1. You should have tangible resources available to you. I can't tell you what to have available (gold, guns, and food is standard among the collapse minded), so you need to ask yourself one question: if all my investments disappeared overnight, could I survive with what I have on hand? If you aren't sure the answer is yes, you have work to do.
2. If a run on investments occurs, you need to recognize it, and convert your investments to resources before none are left. Just by reading this post, you have a much greater ability to beat the pack than most people. But most people will get nothing at all.

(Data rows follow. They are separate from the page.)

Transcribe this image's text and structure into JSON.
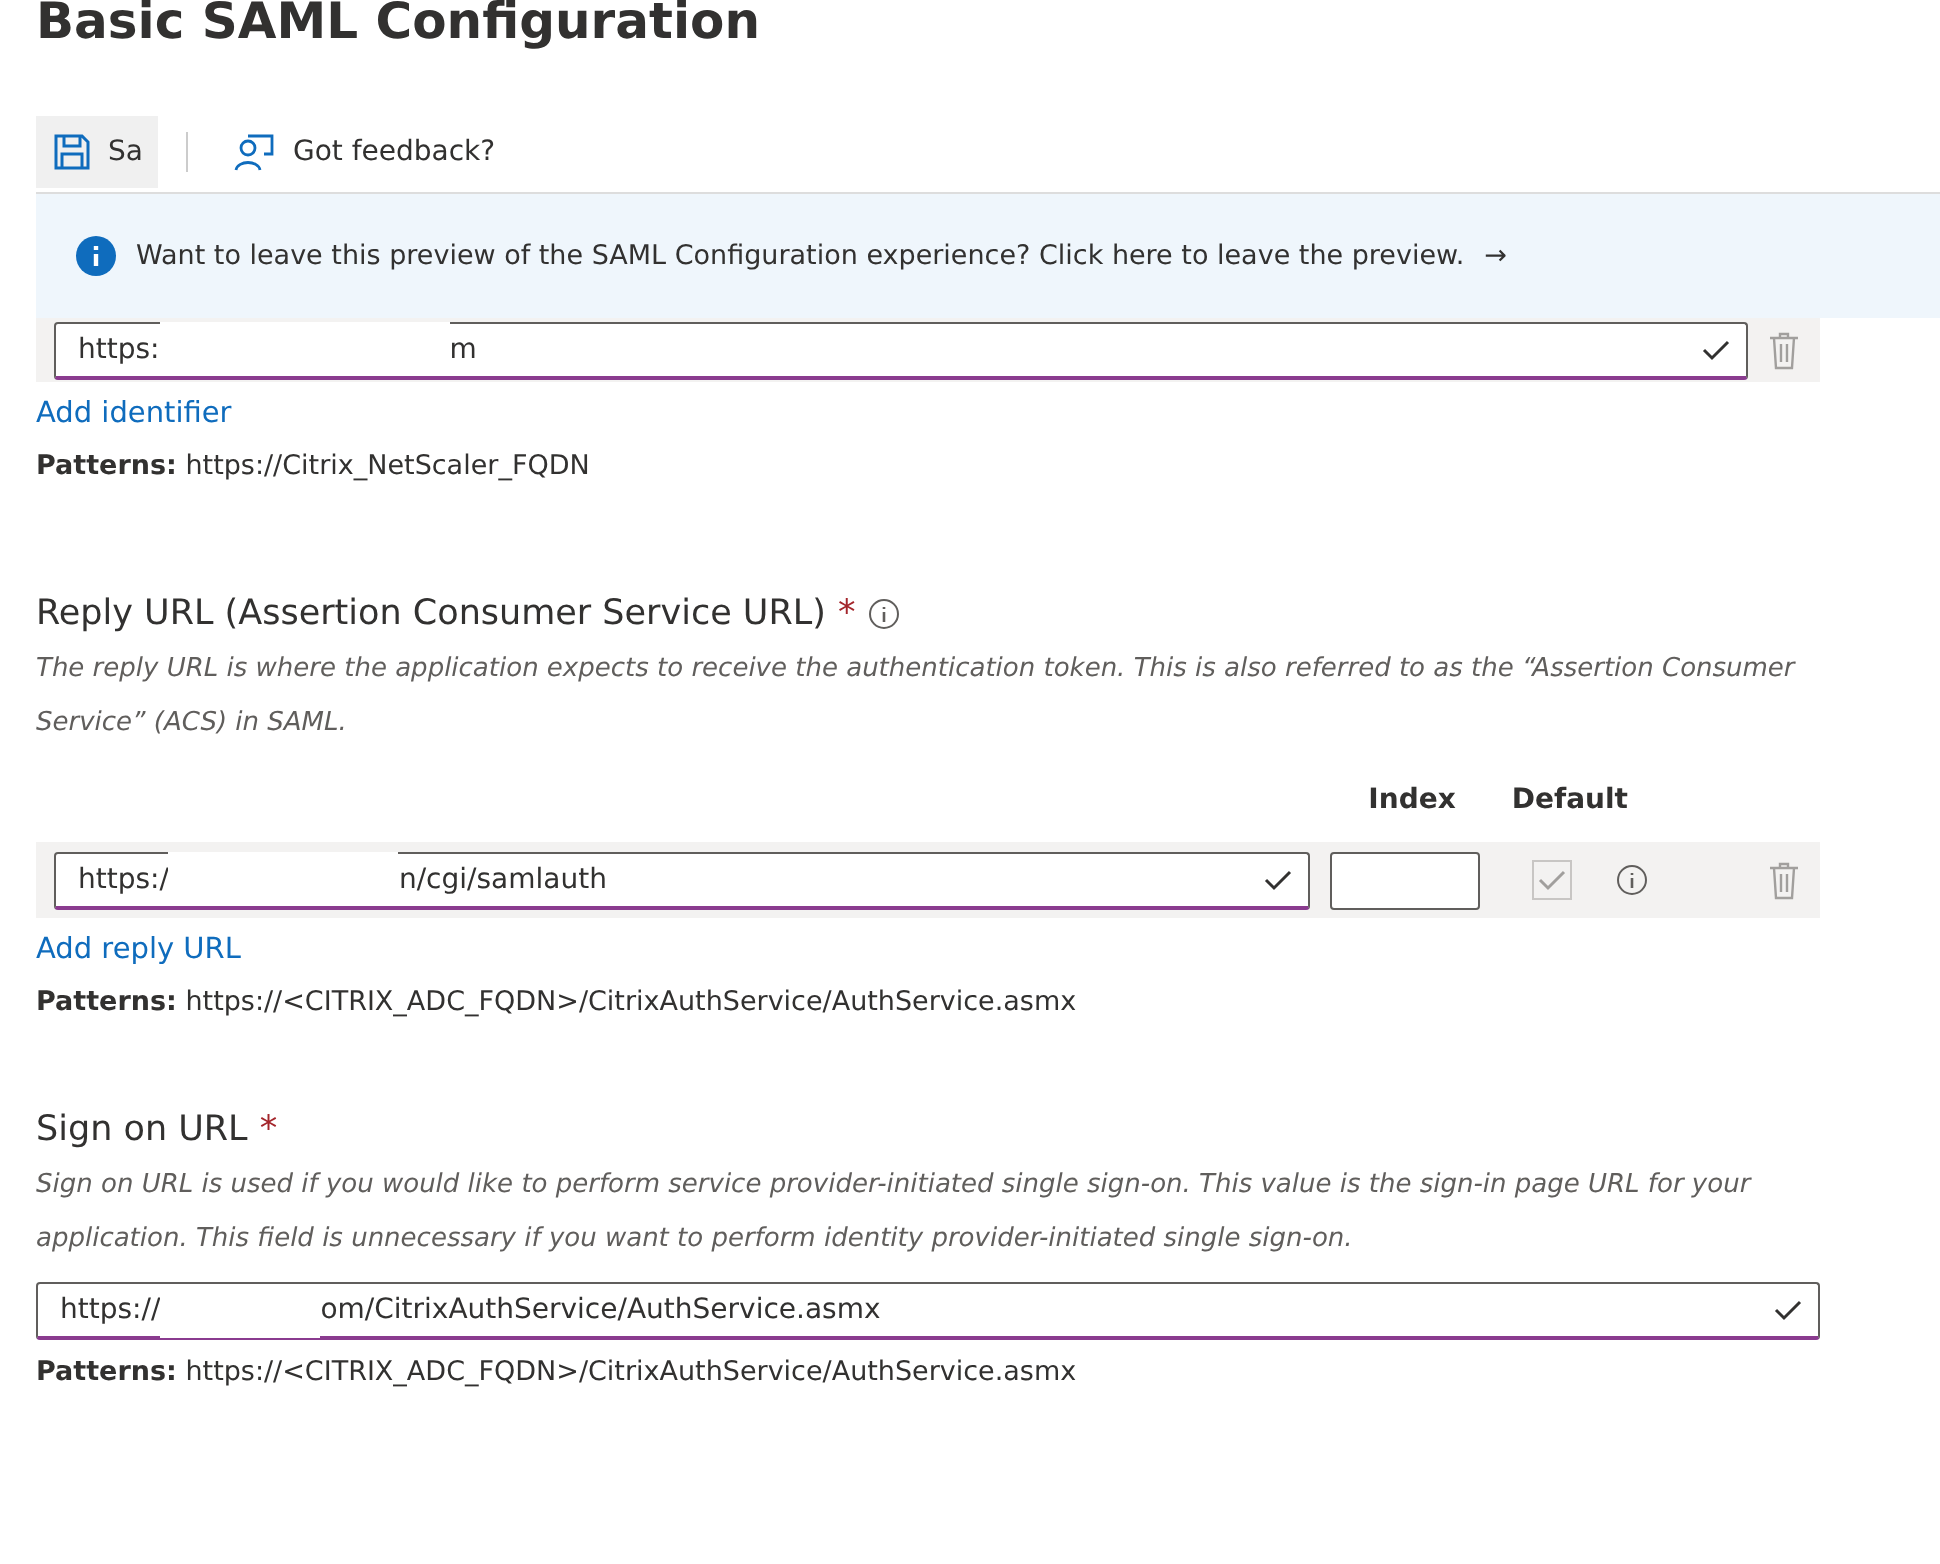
{
  "title": "Basic SAML Configuration",
  "toolbar": {
    "save_label": "Sa",
    "feedback_label": "Got feedback?"
  },
  "banner": {
    "text": "Want to leave this preview of the SAML Configuration experience? Click here to leave the preview.",
    "arrow": "→"
  },
  "identifier": {
    "value_start": "https:",
    "value_end": "m",
    "valid": true,
    "add_link": "Add identifier",
    "pattern_label": "Patterns:",
    "pattern": "https://Citrix_NetScaler_FQDN"
  },
  "reply_url": {
    "heading": "Reply URL (Assertion Consumer Service URL)",
    "required_mark": "*",
    "description": "The reply URL is where the application expects to receive the authentication token. This is also referred to as the “Assertion Consumer Service” (ACS) in SAML.",
    "columns": [
      "Index",
      "Default"
    ],
    "value_start": "https:/",
    "value_end": "n/cgi/samlauth",
    "valid": true,
    "default_checked": true,
    "default_disabled": true,
    "add_link": "Add reply URL",
    "pattern_label": "Patterns:",
    "pattern": "https://<CITRIX_ADC_FQDN>/CitrixAuthService/AuthService.asmx"
  },
  "sign_on_url": {
    "heading": "Sign on URL",
    "required_mark": "*",
    "description": "Sign on URL is used if you would like to perform service provider-initiated single sign-on. This value is the sign-in page URL for your application. This field is unnecessary if you want to perform identity provider-initiated single sign-on.",
    "value_start": "https://",
    "value_end": "om/CitrixAuthService/AuthService.asmx",
    "valid": true,
    "pattern_label": "Patterns:",
    "pattern": "https://<CITRIX_ADC_FQDN>/CitrixAuthService/AuthService.asmx"
  }
}
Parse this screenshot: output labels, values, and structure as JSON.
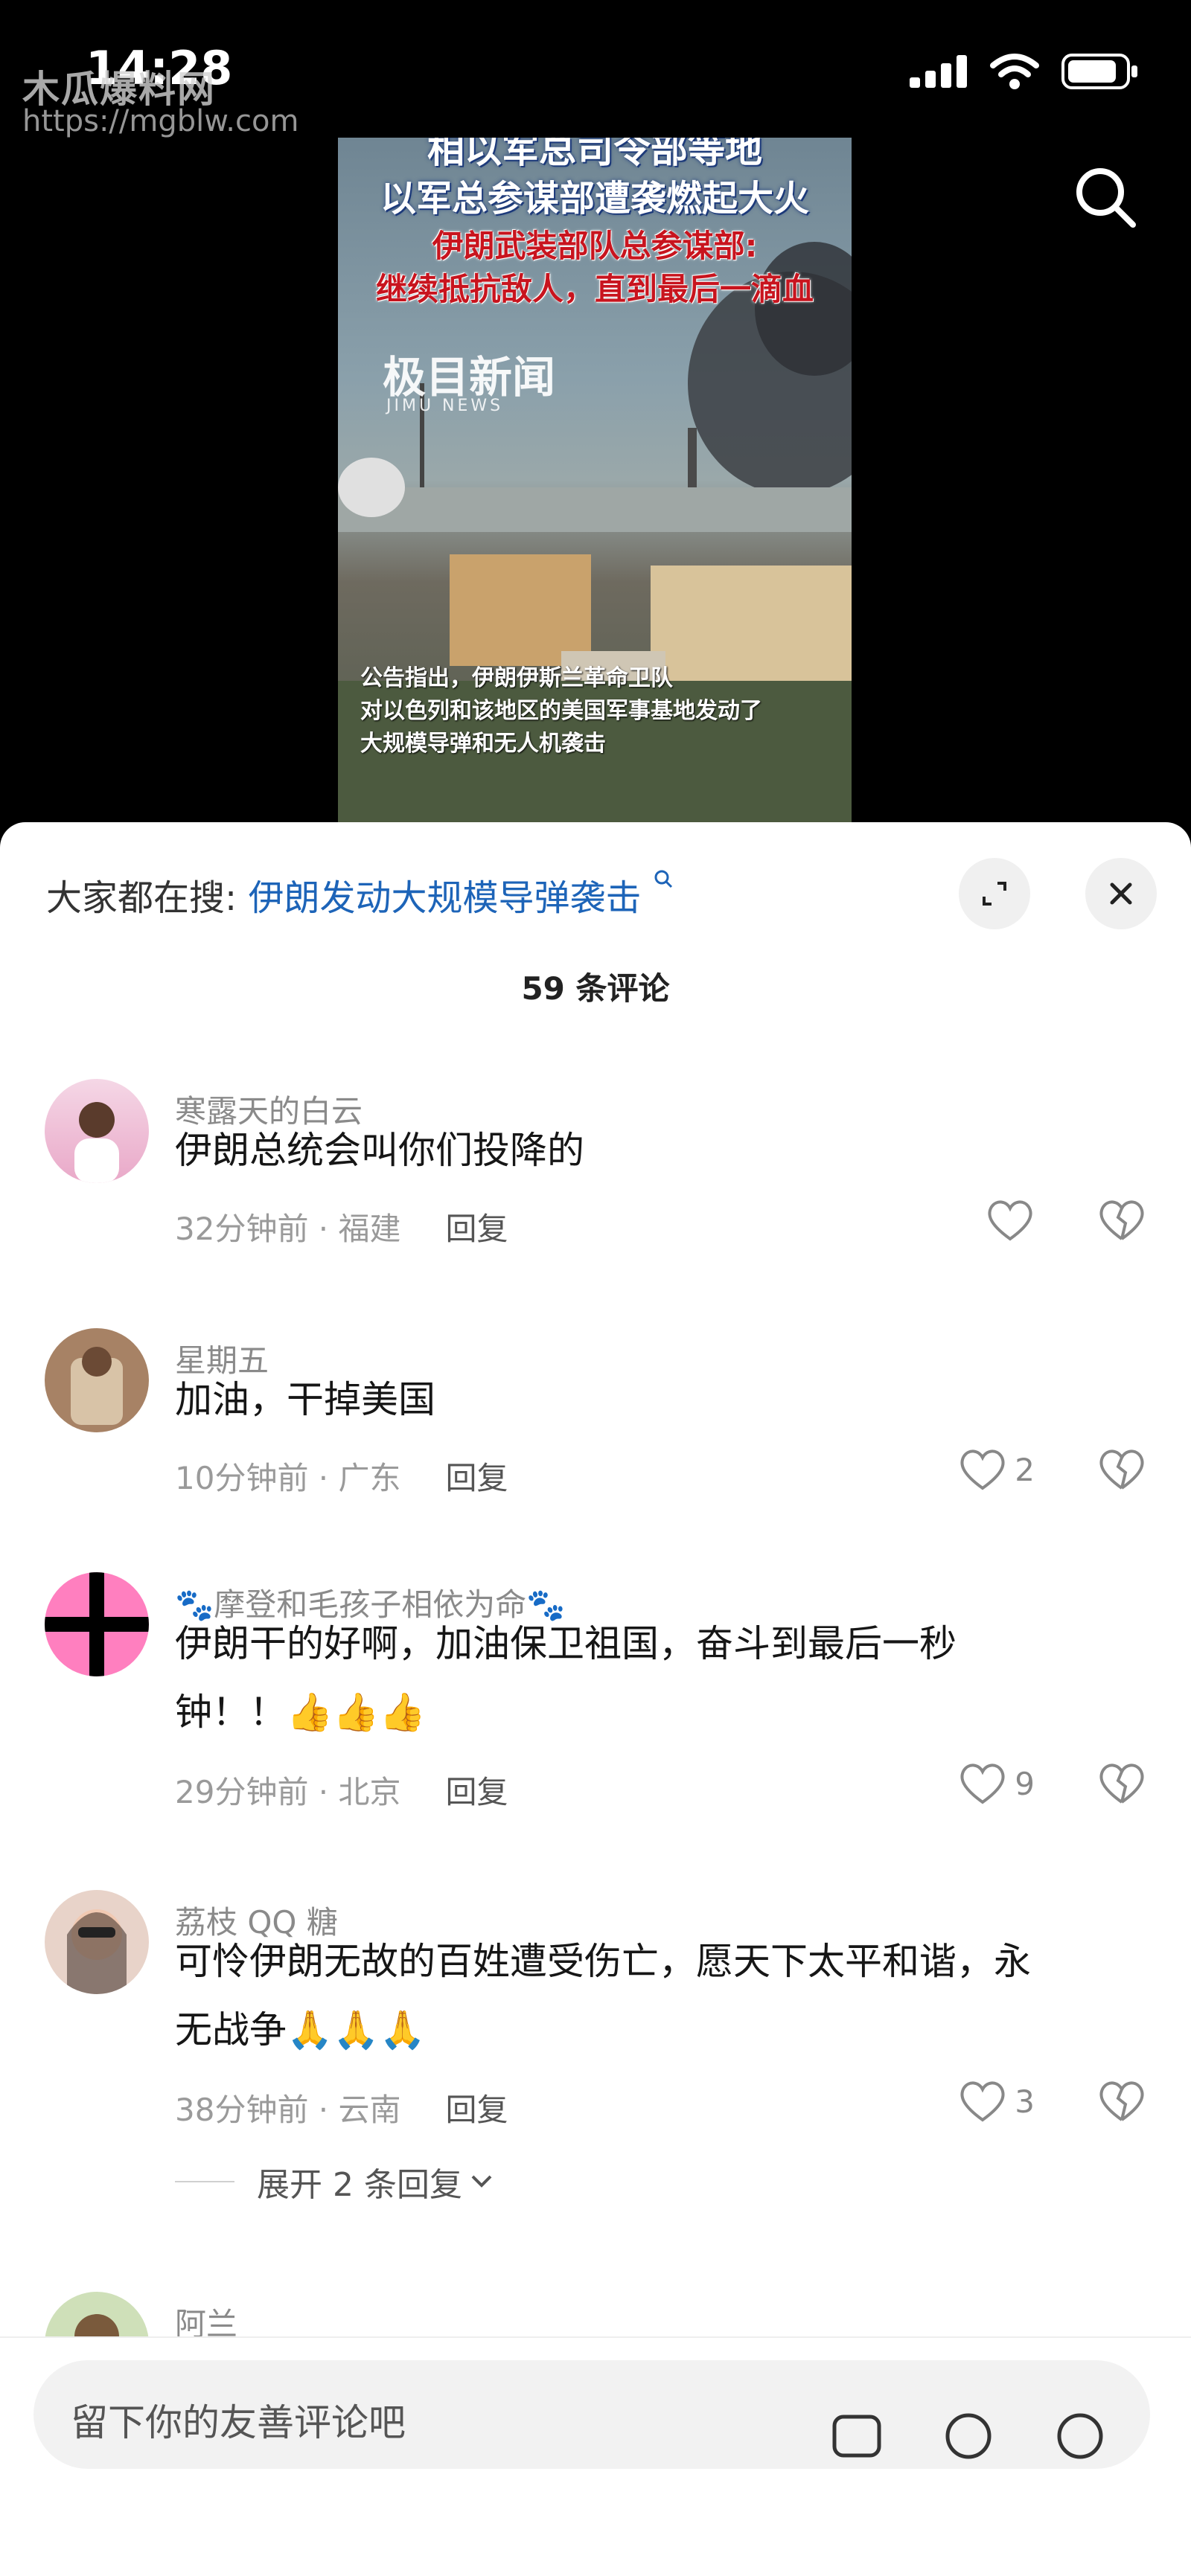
{
  "status": {
    "time": "14:28"
  },
  "watermark": {
    "name": "木瓜爆料网",
    "url": "https://mgblw.com"
  },
  "video": {
    "title_top": "相以军总司令部等地",
    "title_2": "以军总参谋部遭袭燃起大火",
    "red_1": "伊朗武装部队总参谋部:",
    "red_2": "继续抵抗敌人，直到最后一滴血",
    "logo": "极目新闻",
    "logo_sub": "JIMU NEWS",
    "caption_1": "公告指出，伊朗伊斯兰革命卫队",
    "caption_2": "对以色列和该地区的美国军事基地发动了",
    "caption_3": "大规模导弹和无人机袭击"
  },
  "sheet": {
    "search_prefix": "大家都在搜:",
    "search_query": "伊朗发动大规模导弹袭击",
    "count": "59 条评论"
  },
  "comments": [
    {
      "user": "寒露天的白云",
      "text": "伊朗总统会叫你们投降的",
      "time": "32分钟前 · 福建",
      "reply": "回复",
      "likes": ""
    },
    {
      "user": "星期五",
      "text": "加油，干掉美国",
      "time": "10分钟前 · 广东",
      "reply": "回复",
      "likes": "2"
    },
    {
      "user": "🐾摩登和毛孩子相依为命🐾",
      "text_1": "伊朗干的好啊，加油保卫祖国，奋斗到最后一秒",
      "text_2": "钟！！👍👍👍",
      "time": "29分钟前 · 北京",
      "reply": "回复",
      "likes": "9"
    },
    {
      "user": "荔枝 QQ 糖",
      "text_1": "可怜伊朗无故的百姓遭受伤亡，愿天下太平和谐，永",
      "text_2": "无战争🙏🙏🙏",
      "time": "38分钟前 · 云南",
      "reply": "回复",
      "likes": "3",
      "expand": "展开 2 条回复"
    },
    {
      "user": "阿兰"
    }
  ],
  "input": {
    "placeholder": "留下你的友善评论吧"
  }
}
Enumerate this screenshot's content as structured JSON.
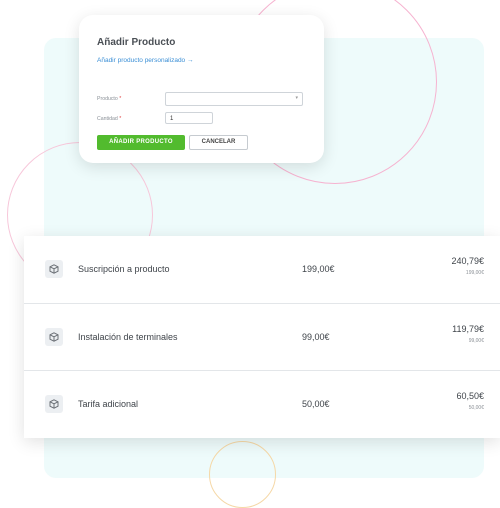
{
  "dialog": {
    "title": "Añadir Producto",
    "custom_link": "Añadir producto personalizado →",
    "product_label": "Producto",
    "quantity_label": "Cantidad",
    "required_mark": "*",
    "product_value": "",
    "quantity_value": "1",
    "add_button": "AÑADIR PRODUCTO",
    "cancel_button": "CANCELAR"
  },
  "products": [
    {
      "name": "Suscripción a producto",
      "price": "199,00€",
      "total": "240,79€",
      "subtotal": "199,00€"
    },
    {
      "name": "Instalación de terminales",
      "price": "99,00€",
      "total": "119,79€",
      "subtotal": "99,00€"
    },
    {
      "name": "Tarifa adicional",
      "price": "50,00€",
      "total": "60,50€",
      "subtotal": "50,00€"
    }
  ],
  "icons": {
    "product": "box-icon",
    "dropdown": "chevron-down-icon"
  },
  "colors": {
    "accent_green": "#52bb2e",
    "link_blue": "#3b8fd6",
    "panel_bg": "#eefbfb",
    "required_red": "#e03d3d"
  }
}
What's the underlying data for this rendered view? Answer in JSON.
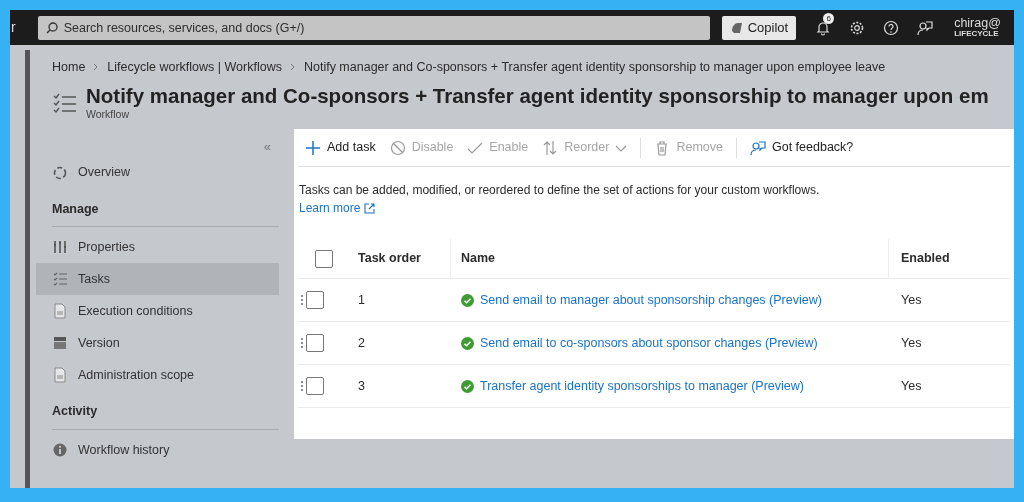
{
  "topbar": {
    "brand_fragment": "r",
    "search": {
      "placeholder": "Search resources, services, and docs (G+/)"
    },
    "copilot": "Copilot",
    "notifications_badge": "6",
    "user": {
      "name": "chirag@",
      "tenant": "LIFECYCLE"
    }
  },
  "breadcrumb": [
    "Home",
    "Lifecycle workflows | Workflows",
    "Notify manager and Co-sponsors + Transfer agent identity sponsorship to manager upon employee leave"
  ],
  "page": {
    "title": "Notify manager and Co-sponsors + Transfer agent identity sponsorship to manager upon em",
    "subtitle": "Workflow"
  },
  "sidebar": {
    "collapse": "«",
    "items": [
      {
        "kind": "item",
        "label": "Overview",
        "selected": false
      },
      {
        "kind": "heading",
        "label": "Manage"
      },
      {
        "kind": "item",
        "label": "Properties",
        "selected": false
      },
      {
        "kind": "item",
        "label": "Tasks",
        "selected": true
      },
      {
        "kind": "item",
        "label": "Execution conditions",
        "selected": false
      },
      {
        "kind": "item",
        "label": "Version",
        "selected": false
      },
      {
        "kind": "item",
        "label": "Administration scope",
        "selected": false
      },
      {
        "kind": "heading",
        "label": "Activity"
      },
      {
        "kind": "item",
        "label": "Workflow history",
        "selected": false
      }
    ]
  },
  "toolbar": [
    {
      "kind": "button",
      "label": "Add task",
      "disabled": false
    },
    {
      "kind": "button",
      "label": "Disable",
      "disabled": true
    },
    {
      "kind": "button",
      "label": "Enable",
      "disabled": true
    },
    {
      "kind": "dropdown",
      "label": "Reorder",
      "disabled": true
    },
    {
      "kind": "separator"
    },
    {
      "kind": "button",
      "label": "Remove",
      "disabled": true
    },
    {
      "kind": "separator"
    },
    {
      "kind": "button",
      "label": "Got feedback?",
      "disabled": false
    }
  ],
  "description": "Tasks can be added, modified, or reordered to define the set of actions for your custom workflows.",
  "learn_more": "Learn more",
  "table": {
    "header_checked": false,
    "columns": [
      "Task order",
      "Name",
      "Enabled"
    ],
    "rows": [
      {
        "checked": false,
        "order": "1",
        "name": "Send email to manager about sponsorship changes (Preview)",
        "enabled": "Yes"
      },
      {
        "checked": false,
        "order": "2",
        "name": "Send email to co-sponsors about sponsor changes (Preview)",
        "enabled": "Yes"
      },
      {
        "checked": false,
        "order": "3",
        "name": "Transfer agent identity sponsorships to manager (Preview)",
        "enabled": "Yes"
      }
    ]
  }
}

3. You must know how you'll generate and defend resources. This is about education and psychological preparation as much as anything. Many people will lose their minds if they lose their wealth. They will become entirely paralyzed when faced with true physical hardship, let alone risk to survival. Don't be one of them. If you've have time to accept that bad times are possible, even inevitable, you will be so much further ahead than those suddenly having their little bubbles popped.
There are two extreme types of reactions to collapse. On the one hand you have the crazed survivalist, who is ready to head to the woods at a moment's notice, whose whole life is centered on the coming collapse. On the other hand, you have the delusional city-dwelling investor who aggressively maximizes returns and doesn't understand the risks of doing so. Be in the middle. Think of it as taking out an insurance policy. Yes, it will cost you some, but you reduce your risk exposure to the coming and inevitable collapse. Cheers.